The FCC is relying on language passed by Congress as part of the Telecommunications Act of 1996. In that law, section 706 of the Act says the following:

SEC. 706. ADVANCED TELECOMMUNICATIONS INCENTIVES.

(a) IN GENERAL-The Commission and each State commission with regulatory jurisdiction over telecommunications services shall encourage the deployment on a reasonable and timely basis of advanced telecommunications capability to all Americans (including, in particular, elementary and secondary schools and classrooms) by utilizing, in a manner consistent with the public interest, convenience, and necessity, price cap regulation, regulatory forbearance, measures that promote competition in the local telecommunications market, or other regulating methods that remove barriers to infrastructure investment.

Further, Section 253 of the Act also included language that that bars states from enacting laws that prohibited ‘any entity’ from providing any interstate or intrastate telecommunications service. I’ve read that language from the Act a number of times and it certainly, on the surface, seems to give the FCC the authority to override the telecom laws in North Carolina and Tennessee that stopped the municipal systems from expanding. I’ve chatted with a few of the legislators over the years that helped to write the Telecom Act and they believed that when they wrote the Act that they were enabling municipal competition.

But as is often the case, a law that Congress passes isn’t fully effective until it’s been tested in court. In this case there have been two prior challenges to the law. A year after the passage of the Act, the City of Abilene challenged the Texas law that was a flat ban on municipal competition in the state, and lost before the FCC and then on appeal to the federal Court of Appeals for the DC Circuit. In 1997, Missouri also banned public entities from providing telecom services. Cities in the state challenged this at the FCC, lost and then appealed to the Eighth Circuit Court of Appeals, which unanimously ruled in cities’ favor. The Supreme Court took the case and let the Missouri law stand.

But the current cases are different than the two prior challenges. Both of those cases challenged an outright ban to competition. But in the new cases, the cities asked to be relieved from specific restrictions that stopped them from expanding their existing service beyond a defined footprint. In Tennessee, the City of Chattanooga is restricted to offering broadband in the same area where they serve electric customers. In Wilson, the City is restricted to the City boundaries. In both cases there are nearby customers just outside of those boundaries that each city wants to serve, and the ruling gives them the right to expand.

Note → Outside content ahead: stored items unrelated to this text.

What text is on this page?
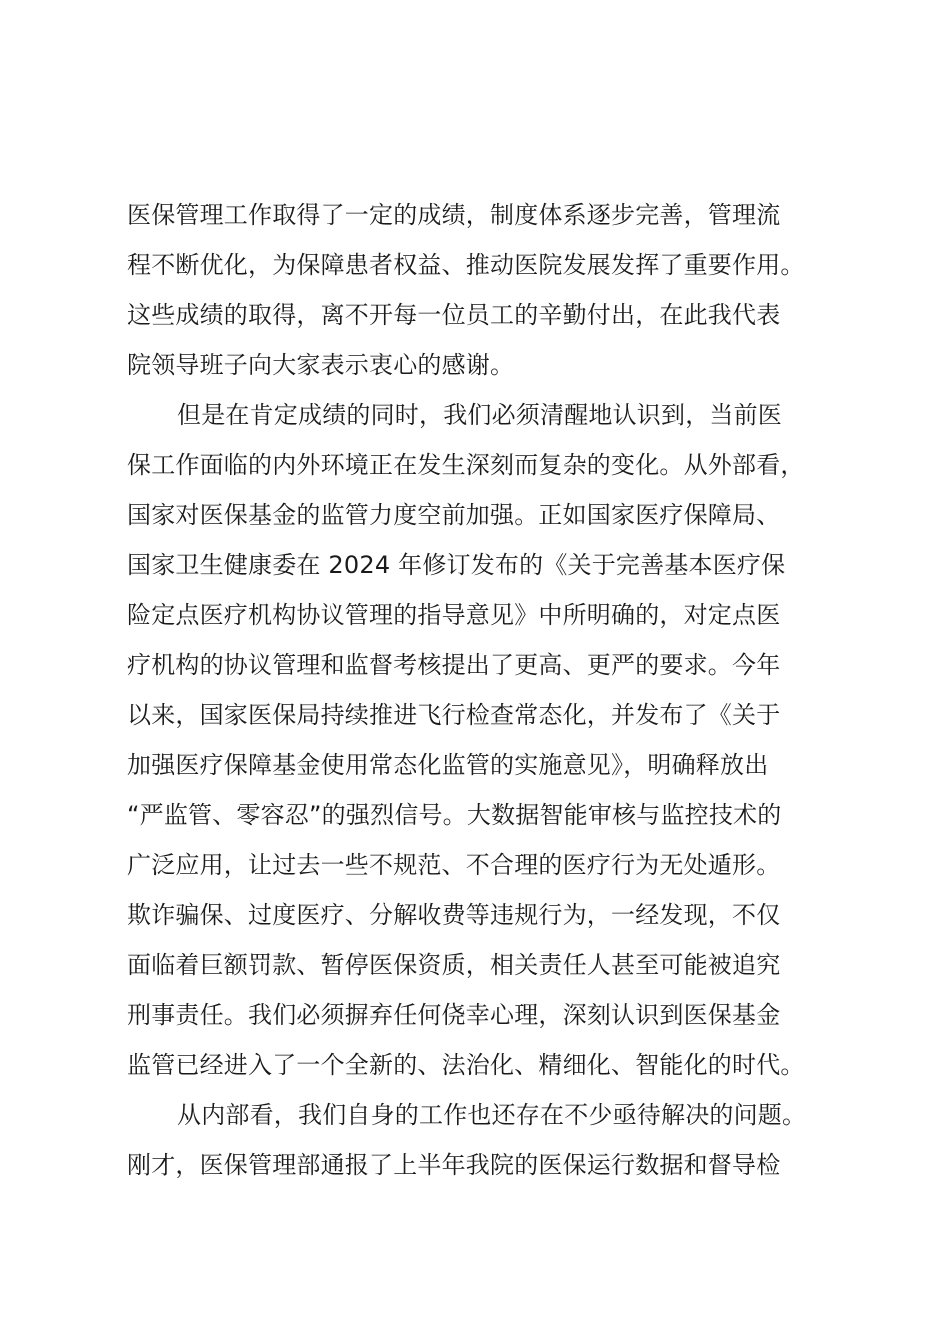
医保管理工作取得了一定的成绩，制度体系逐步完善，管理流

程不断优化，为保障患者权益、推动医院发展发挥了重要作用。

这些成绩的取得，离不开每一位员工的辛勤付出，在此我代表

院领导班子向大家表示衷心的感谢。

但是在肯定成绩的同时，我们必须清醒地认识到，当前医

保工作面临的内外环境正在发生深刻而复杂的变化。从外部看，

国家对医保基金的监管力度空前加强。正如国家医疗保障局、

国家卫生健康委在 2024 年修订发布的《关于完善基本医疗保

险定点医疗机构协议管理的指导意见》中所明确的，对定点医

疗机构的协议管理和监督考核提出了更高、更严的要求。今年

以来，国家医保局持续推进飞行检查常态化，并发布了《关于

加强医疗保障基金使用常态化监管的实施意见》，明确释放出

“严监管、零容忍”的强烈信号。大数据智能审核与监控技术的

广泛应用，让过去一些不规范、不合理的医疗行为无处遁形。

欺诈骗保、过度医疗、分解收费等违规行为，一经发现，不仅

面临着巨额罚款、暂停医保资质，相关责任人甚至可能被追究

刑事责任。我们必须摒弃任何侥幸心理，深刻认识到医保基金

监管已经进入了一个全新的、法治化、精细化、智能化的时代。

从内部看，我们自身的工作也还存在不少亟待解决的问题。

刚才，医保管理部通报了上半年我院的医保运行数据和督导检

So this is going to be up to the courts to decide. Certainly one thing has changed since those two earlier rulings in that the FCC is now in favor of overturning states’ rights. In the earlier cases the FCC ruled against the petitioners, and so the courts started with that refusal in judging the cases. These kinds of cases usually boil down to whether the FCC has the authority to rule, which is not exactly the same thing as ruling about whether the challenger to the law was right or wrong. In the last challenges the courts said that the FCC had the authority to deny the municipal petitions. This time any challenges will begin with an FCC ruling in favor of the cities and we’ll just have to wait and see if that makes any difference in the courts.